The minimum ticket price was 0 which means that some passengers did not pay anything for the trip. Average ticket price was about 33 dollars which is quite low considering the most expensive fare was 512 dollars. That is because 75% of the passengers (3rd quartile) bought the ticket below the price of 31.27 dollars, 25% of them (the rest) paid from 32 dollars to 512 dollars. One of the main reasons the mean is not an appropriate measure is its sensitivity to extreme values. This is certainly the case with our data which comprises some extreme prices.
Therefore, we can see the outlier (512) in the box plot which is way higher compared to the mean of the ticket fare. This means that a very select clientele paid extremely much, perhaps being offered the appropriate luxury. Additionally the distribution is asymmetric, rightward (positive) skewed because the mean is greater than the median; general equilibrium is much higher the middle number. Upper limit is quite wide since, 3rd quartile is high, respectively 1st quartile is only 7 dollars.
As we can see in Histogram above, the majority of the passengers bought their ticket under the 50 dollars threshold. Between 32 dollars and 512 dollars ticket, many of them sold by price about 200-250 dollars. In fact only 4 people got the 512 dollar ticket out of 1309 passengers. As a result, most of the passengers on TITANIC had comparatively cheap tickets, even though a select few enjoyed the luxury travel that an expensive ticket bought them. Below, here’s a more representative Histogram of fares, one in which we have purposely omitted these luxury ticket prices, and we have increased the number of classes:
Other Statistics:
The high kurtosis (27.028) tells us that we are dealing with a hyper-normal distribution, which means that the TITANIC data is very peaked relative to a normal distribution. More specifically, the data have a distinct peak near the mean and then decline rapidly, having heavy tails.
- Survival ratio
The most important aspect of our analysis of the TITANIC data concerned the survival ratio and if there was a statistical link between this ratio and other variables discussed above. Analyzing this parameter we treated the non-survival event with the value 0 and the survival event with the value 1; average ratio of the survival was only 0.382. In other words, only 500 people survived out of the total of 1309.
2. Comparison
- Age and Survival
We have compared the age variation of those who survived with the age variation of those who did not to see if and how survival depends on the age of the population of TITANIC. We have found that survival does not depend on the gender of the people as the statistics are extremely similar in both cases. The average age of the survival group was about 29, with a variance of 226.3, while the deceased group had, on average, about 30 years, with a variance of 193.5. Standard deviation was 15 and 13.9 respectively.
- Gender and Survival
We also compared the relative frequency of gender and survival, to see which gender group formed which category. Here is what we found:
Basically, 68% of the survivals were females while 32% were males. On the other hand, 16% of the passengers that did not survive were female, while 84% were males. However, from this statistic we cannot say in particular that survival depended on one gender or another.

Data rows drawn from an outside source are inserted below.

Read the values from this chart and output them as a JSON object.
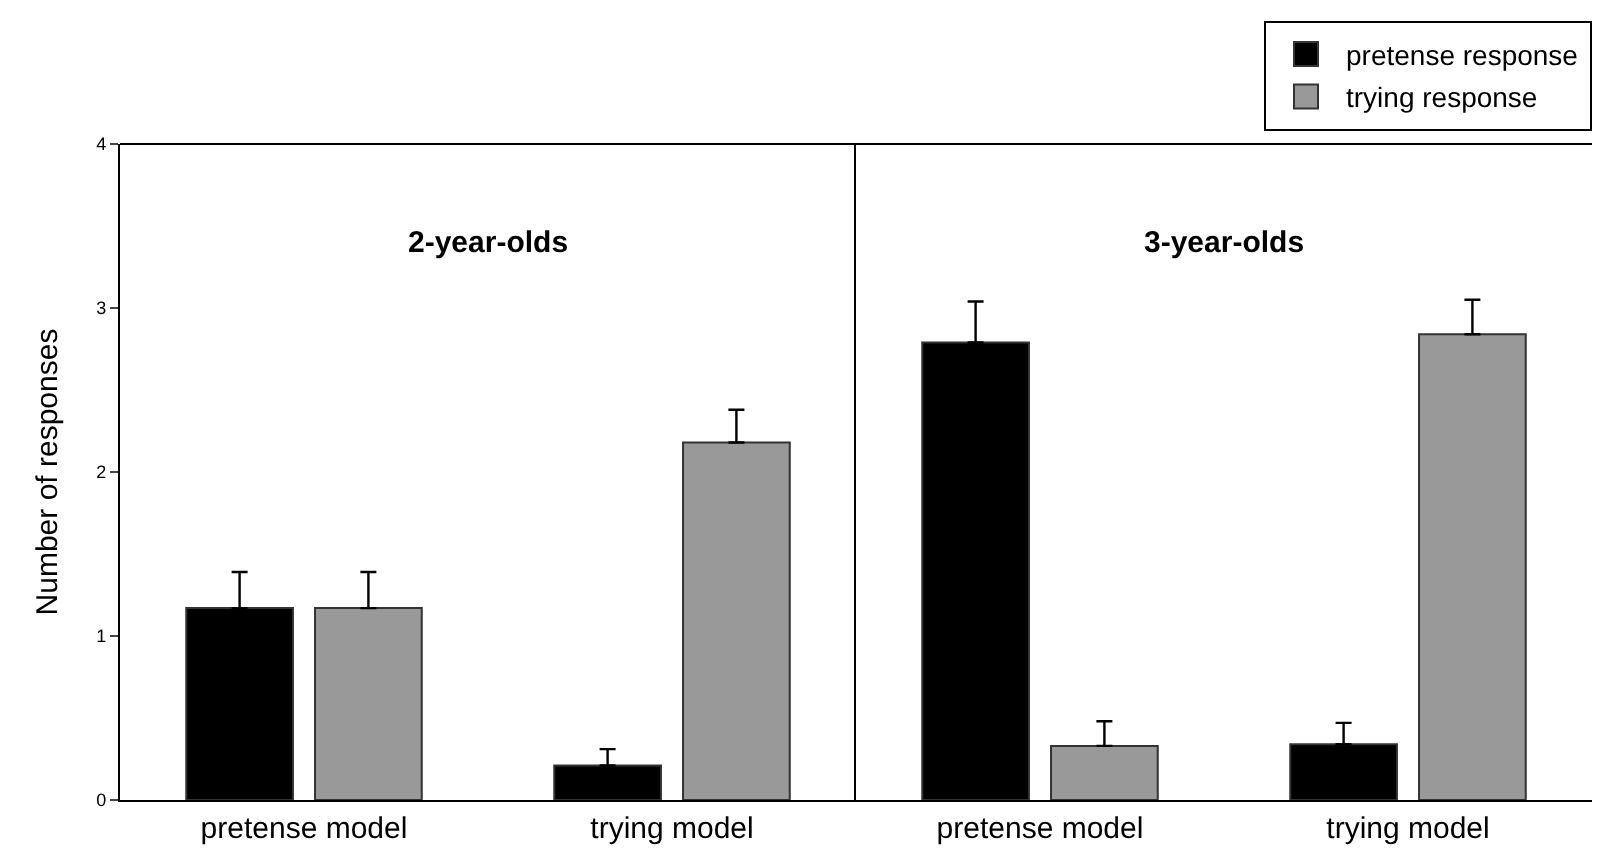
{
  "chart_data": [
    {
      "type": "bar",
      "annotations": [
        "2-year-olds"
      ],
      "ylabel": "Number of responses",
      "categories": [
        "pretense model",
        "trying model"
      ],
      "ylim": [
        0,
        4
      ],
      "yticks": [
        0,
        1,
        2,
        3,
        4
      ],
      "legend": "top right",
      "series": [
        {
          "name": "pretense response",
          "color": "#000000",
          "values": [
            1.17,
            0.21
          ],
          "errors": [
            [
              1.17,
              1.39
            ],
            [
              0.21,
              0.31
            ]
          ]
        },
        {
          "name": "trying response",
          "color": "#999999",
          "values": [
            1.17,
            2.18
          ],
          "errors": [
            [
              1.17,
              1.39
            ],
            [
              2.18,
              2.38
            ]
          ]
        }
      ]
    },
    {
      "type": "bar",
      "annotations": [
        "3-year-olds"
      ],
      "categories": [
        "pretense model",
        "trying model"
      ],
      "ylim": [
        0,
        4
      ],
      "tick_labels": "x",
      "series": [
        {
          "name": "pretense response",
          "color": "#000000",
          "values": [
            2.79,
            0.34
          ],
          "errors": [
            [
              2.79,
              3.04
            ],
            [
              0.34,
              0.47
            ]
          ]
        },
        {
          "name": "trying response",
          "color": "#999999",
          "values": [
            0.33,
            2.84
          ],
          "errors": [
            [
              0.33,
              0.48
            ],
            [
              2.84,
              3.05
            ]
          ]
        }
      ]
    }
  ]
}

- Ticket Price and Survival
Last, we compared ticket price paid and survival, to see if there is any dependency between the two, or more importantly to answer the question: Did the passengers of TITANIC buy a ticket to “survival”?
We found out that there was a difference in the prices of those who survived, namely they paid more for their tickets. However, we cannot infer that survival depended on the ticket price because of the high variability of those who survived. The maximum price paid by a survivor was 512 while the maximum paid by a non-survivor was 263. This doesn’t tell us much except that all 4 people who paid the extreme amount of 512 survived.
On average, the survivors paid more than double for their prices but again, the average was influenced heavily by the outliers.
- Conclusion
By making a simple analysis of the general information of TITANIC, we were able to describe the population of the ship in terms of several variables. To summarize, the population was relatively young, more than half of them were males who did not pay too much for their tickets. This fits with the stereotype of the poor young man, in his 20s, looking for a new life in the land of the dreams. Unfortunately, survival ratio from TITANIC was not very high, only slightly less than 40% of the passengers were able to further pursue their dreams.